Experience also taught me that emotional invincibility is a dangerous pursuit, the limit too easily pursued. In my lesser moments  I fell in love with women just to break their hearts. Their tears, spite, and venom had no effect. I betrayed friends, family; I did terrible things so the women I loved would vanish from my life. Just to see.

Alone and unfeeling, I swore off love and antidepressants. Without love and its complications, I wouldn’t need an escape. Without the sharp, poisonous women I crave, I would have no reason to protect myself from the consequences of my desires.

I met a woman, demure and caring, fragile. All bangs, yoga pants, and pumpkin spice lattes.

She stayed over. She stayed over a lot. I hid my pills away.

I woke one morning to find her in the bathroom, huddled over the sink. Her hair was disheveled, frightening. She turned toward me, exposing her demon within.

I backed away and hurriedly fetched my dusty vial of antidepressants. I was ready to fall in love again.

 


Blatant Self-Plagiarism

“You know,” she said, curling up in the passenger seat and pressing her cheek against its red leather, “I had this dream last night. You were made of pizza and I ate you.”

She reached across the console and rested her hand on mine, concernedly.
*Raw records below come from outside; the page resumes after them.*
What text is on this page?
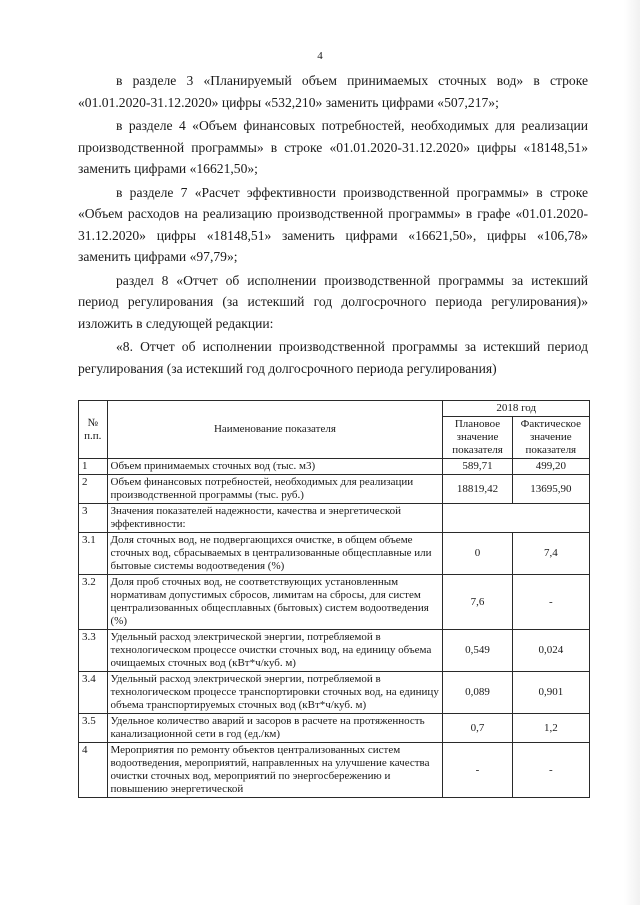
4

в разделе 3 «Планируемый объем принимаемых сточных вод» в строке «01.01.2020-31.12.2020» цифры «532,210» заменить цифрами «507,217»;

в разделе 4 «Объем финансовых потребностей, необходимых для реализации производственной программы» в строке «01.01.2020-31.12.2020» цифры «18148,51» заменить цифрами «16621,50»;

в разделе 7 «Расчет эффективности производственной программы» в строке «Объем расходов на реализацию производственной программы» в графе «01.01.2020-31.12.2020» цифры «18148,51» заменить цифрами «16621,50», цифры «106,78» заменить цифрами «97,79»;

раздел 8 «Отчет об исполнении производственной программы за истекший период регулирования (за истекший год долгосрочного периода регулирования)» изложить в следующей редакции:

«8. Отчет об исполнении производственной программы за истекший период регулирования (за истекший год долгосрочного периода регулирования)

№ п.п.	Наименование показателя	2018 год	
		Плановое значение показателя	Фактическое значение показателя
1	Объем принимаемых сточных вод (тыс. м3)	589,71	499,20
2	Объем финансовых потребностей, необходимых для реализации производственной программы (тыс. руб.)	18819,42	13695,90
3	Значения показателей надежности, качества и энергетической эффективности:		
3.1	Доля сточных вод, не подвергающихся очистке, в общем объеме сточных вод, сбрасываемых в централизованные общесплавные или бытовые системы водоотведения (%)	0	7,4
3.2	Доля проб сточных вод, не соответствующих установленным нормативам допустимых сбросов, лимитам на сбросы, для систем централизованных общесплавных (бытовых) систем водоотведения (%)	7,6	-
3.3	Удельный расход электрической энергии, потребляемой в технологическом процессе очистки сточных вод, на единицу объема очищаемых сточных вод (кВт*ч/куб. м)	0,549	0,024
3.4	Удельный расход электрической энергии, потребляемой в технологическом процессе транспортировки сточных вод, на единицу объема транспортируемых сточных вод (кВт*ч/куб. м)	0,089	0,901
3.5	Удельное количество аварий и засоров в расчете на протяженность канализационной сети в год (ед./км)	0,7	1,2
4	Мероприятия по ремонту объектов централизованных систем водоотведения, мероприятий, направленных на улучшение качества очистки сточных вод, мероприятий по энергосбережению и повышению энергетической	-	-
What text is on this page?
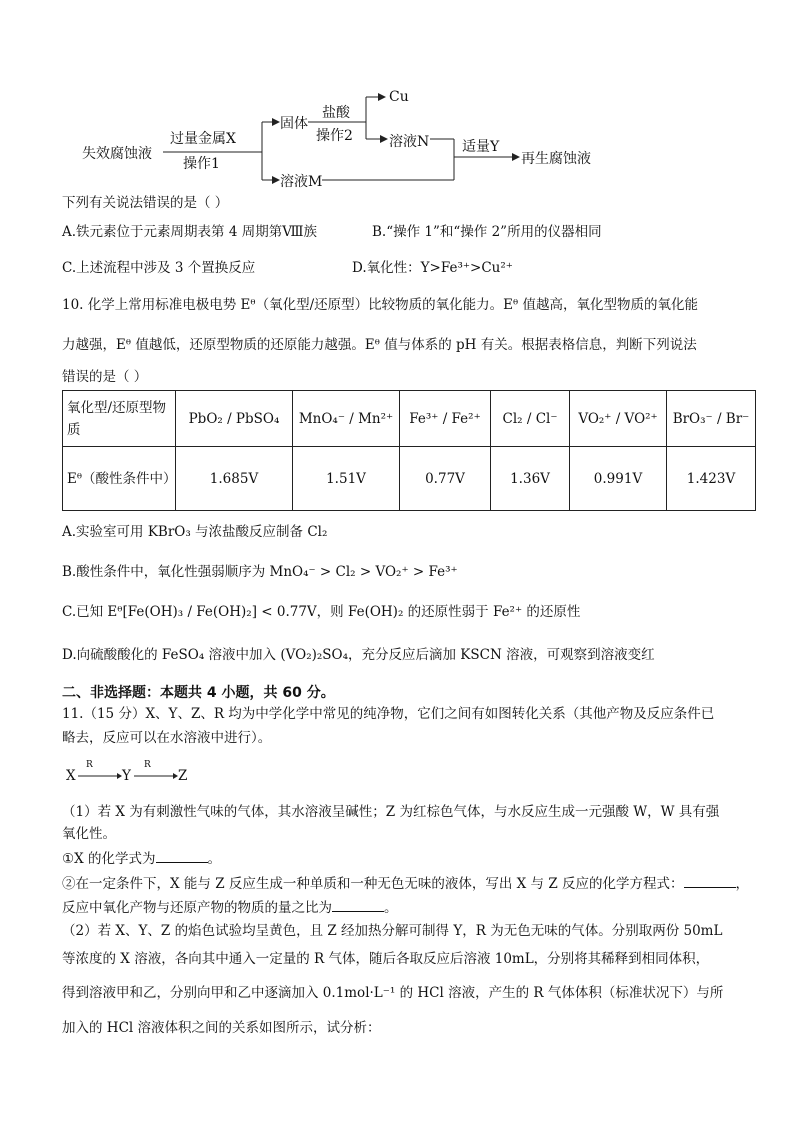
失效腐蚀液
过量金属X
操作1
固体
盐酸
操作2
Cu
溶液N
溶液M
适量Y
再生腐蚀液
下列有关说法错误的是（ ）
A.铁元素位于元素周期表第 4 周期第Ⅷ族	B.“操作 1”和“操作 2”所用的仪器相同
C.上述流程中涉及 3 个置换反应	D.氧化性：Y>Fe³⁺>Cu²⁺
10. 化学上常用标准电极电势 Eᶿ（氧化型/还原型）比较物质的氧化能力。Eᶿ 值越高，氧化型物质的氧化能
力越强，Eᶿ 值越低，还原型物质的还原能力越强。Eᶿ 值与体系的 pH 有关。根据表格信息，判断下列说法
错误的是（ ）
氧化型/还原型物质	PbO₂ / PbSO₄	MnO₄⁻ / Mn²⁺	Fe³⁺ / Fe²⁺	Cl₂ / Cl⁻	VO₂⁺ / VO²⁺	BrO₃⁻ / Br⁻
Eᶿ（酸性条件中）	1.685V	1.51V	0.77V	1.36V	0.991V	1.423V
A.实验室可用 KBrO₃ 与浓盐酸反应制备 Cl₂
B.酸性条件中，氧化性强弱顺序为 MnO₄⁻ > Cl₂ > VO₂⁺ > Fe³⁺
C.已知 Eᶿ[Fe(OH)₃ / Fe(OH)₂] < 0.77V，则 Fe(OH)₂ 的还原性弱于 Fe²⁺ 的还原性
D.向硫酸酸化的 FeSO₄ 溶液中加入 (VO₂)₂SO₄，充分反应后滴加 KSCN 溶液，可观察到溶液变红
二、非选择题：本题共 4 小题，共 60 分。
11.（15 分）X、Y、Z、R 均为中学化学中常见的纯净物，它们之间有如图转化关系（其他产物及反应条件已
略去，反应可以在水溶液中进行）。
X
R
Y
R
Z
（1）若 X 为有刺激性气味的气体，其水溶液呈碱性；Z 为红棕色气体，与水反应生成一元强酸 W，W 具有强
氧化性。
①X 的化学式为	。
②在一定条件下，X 能与 Z 反应生成一种单质和一种无色无味的液体，写出 X 与 Z 反应的化学方程式：	，
反应中氧化产物与还原产物的物质的量之比为	。
（2）若 X、Y、Z 的焰色试验均呈黄色，且 Z 经加热分解可制得 Y，R 为无色无味的气体。分别取两份 50mL
等浓度的 X 溶液，各向其中通入一定量的 R 气体，随后各取反应后溶液 10mL，分别将其稀释到相同体积，
得到溶液甲和乙，分别向甲和乙中逐滴加入 0.1mol·L⁻¹ 的 HCl 溶液，产生的 R 气体体积（标准状况下）与所
加入的 HCl 溶液体积之间的关系如图所示，试分析：
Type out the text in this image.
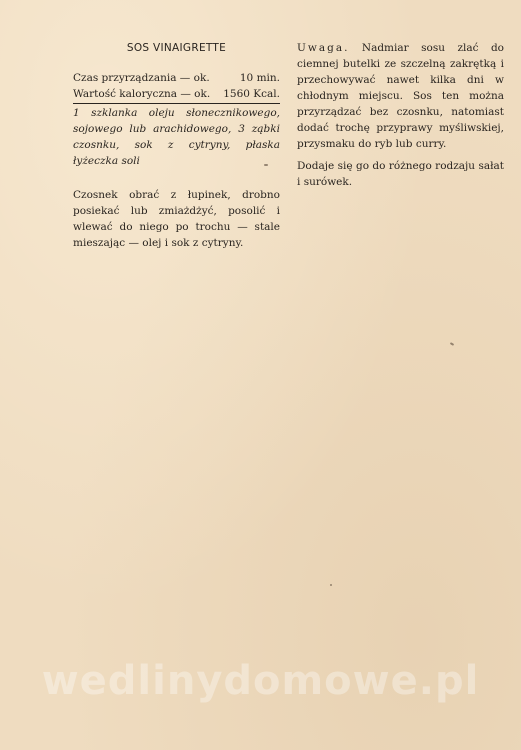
SOS VINAIGRETTE
Czas przyrządzania — ok.	10 min.
Wartość kaloryczna — ok. 1560 Kcal.

1 szklanka oleju słonecznikowego, sojowego lub arachidowego, 3 ząbki czosnku, sok z cytryny, płaska łyżeczka soli

Czosnek obrać z łupinek, drobno posiekać lub zmiażdżyć, posolić i wlewać do niego po trochu — stale mieszając — olej i sok z cytryny.

Uwaga. Nadmiar sosu zlać do ciemnej butelki ze szczelną zakrętką i przechowywać nawet kilka dni w chłodnym miejscu. Sos ten można przyrządzać bez czosnku, natomiast dodać trochę przyprawy myśliwskiej, przysmaku do ryb lub curry.

Dodaje się go do różnego rodzaju sałat i surówek.

wedlinydomowe.pl
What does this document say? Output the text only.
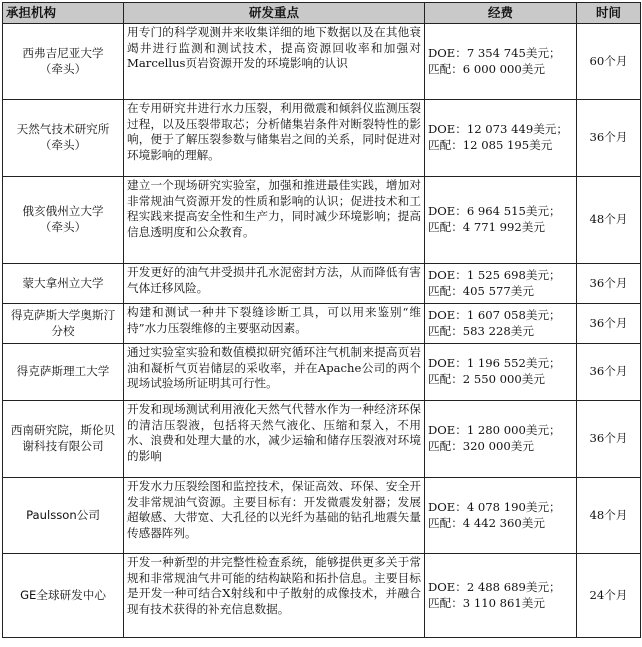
承担机构	研发重点	经费	时间

西弗吉尼亚大学
（牵头）	用专门的科学观测井来收集详细的地下数据以及在其他衰竭井进行监测和测试技术，提高资源回收率和加强对Marcellus页岩资源开发的环境影响的认识	DOE：7 354 745美元；
匹配：6 000 000美元	60个月

天然气技术研究所
（牵头）	在专用研究井进行水力压裂，利用微震和倾斜仪监测压裂过程，以及压裂带取芯；分析储集岩条件对断裂特性的影响，便于了解压裂参数与储集岩之间的关系，同时促进对环境影响的理解。	DOE：12 073 449美元；
匹配：12 085 195美元	36个月

俄亥俄州立大学
（牵头）	建立一个现场研究实验室，加强和推进最佳实践，增加对非常规油气资源开发的性质和影响的认识；促进技术和工程实践来提高安全性和生产力，同时减少环境影响；提高信息透明度和公众教育。	DOE：6 964 515美元；
匹配：4 771 992美元	48个月

蒙大拿州立大学	开发更好的油气井受损井孔水泥密封方法，从而降低有害气体迁移风险。	DOE：1 525 698美元；
匹配：405 577美元	36个月

得克萨斯大学奥斯汀分校	构建和测试一种井下裂缝诊断工具，可以用来鉴别“维持”水力压裂维修的主要驱动因素。	DOE：1 607 058美元；
匹配：583 228美元	36个月

得克萨斯理工大学	通过实验室实验和数值模拟研究循环注气机制来提高页岩油和凝析气页岩储层的采收率，并在Apache公司的两个现场试验场所证明其可行性。	DOE：1 196 552美元；
匹配：2 550 000美元	36个月

西南研究院，斯伦贝谢科技有限公司	开发和现场测试利用液化天然气代替水作为一种经济环保的清洁压裂液，包括将天然气液化、压缩和泵入，不用水、浪费和处理大量的水，减少运输和储存压裂液对环境的影响	DOE：1 280 000美元；
匹配：320 000美元	36个月

Paulsson公司	开发水力压裂绘图和监控技术，保证高效、环保、安全开发非常规油气资源。主要目标有：开发微震发射器；发展超敏感、大带宽、大孔径的以光纤为基础的钻孔地震矢量传感器阵列。	DOE：4 078 190美元；
匹配：4 442 360美元	48个月

GE全球研发中心	开发一种新型的井完整性检查系统，能够提供更多关于常规和非常规油气井可能的结构缺陷和拓扑信息。主要目标是开发一种可结合X射线和中子散射的成像技术，并融合现有技术获得的补充信息数据。	DOE：2 488 689美元；
匹配：3 110 861美元	24个月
She continued: “It was awful. I felt like calling you, but I knew you were sleeping.”

Bullshit, I thought. She hadn’t called me in months. She only agreed to go out with me tonight because I told her – to my karma’s horror – that I was dying. We drank too much wine, and, in her drunken state, she decided that her dream portended my demise. Then she asked if I thought she had gotten fat.

In our months apart she got a new boyfriend and I got a new car. I stuffed her in the passenger seat and drove her home.

My car idling in her driveway, its headlights glaring at the back of an unfamiliar vehicle, she refused to remove her hand. Her house was dark.

“If K is so great,” I huffed, “where is he tonight?”

She sighed, said nothing. Then she moved to kiss me but sank her teeth into my face instead.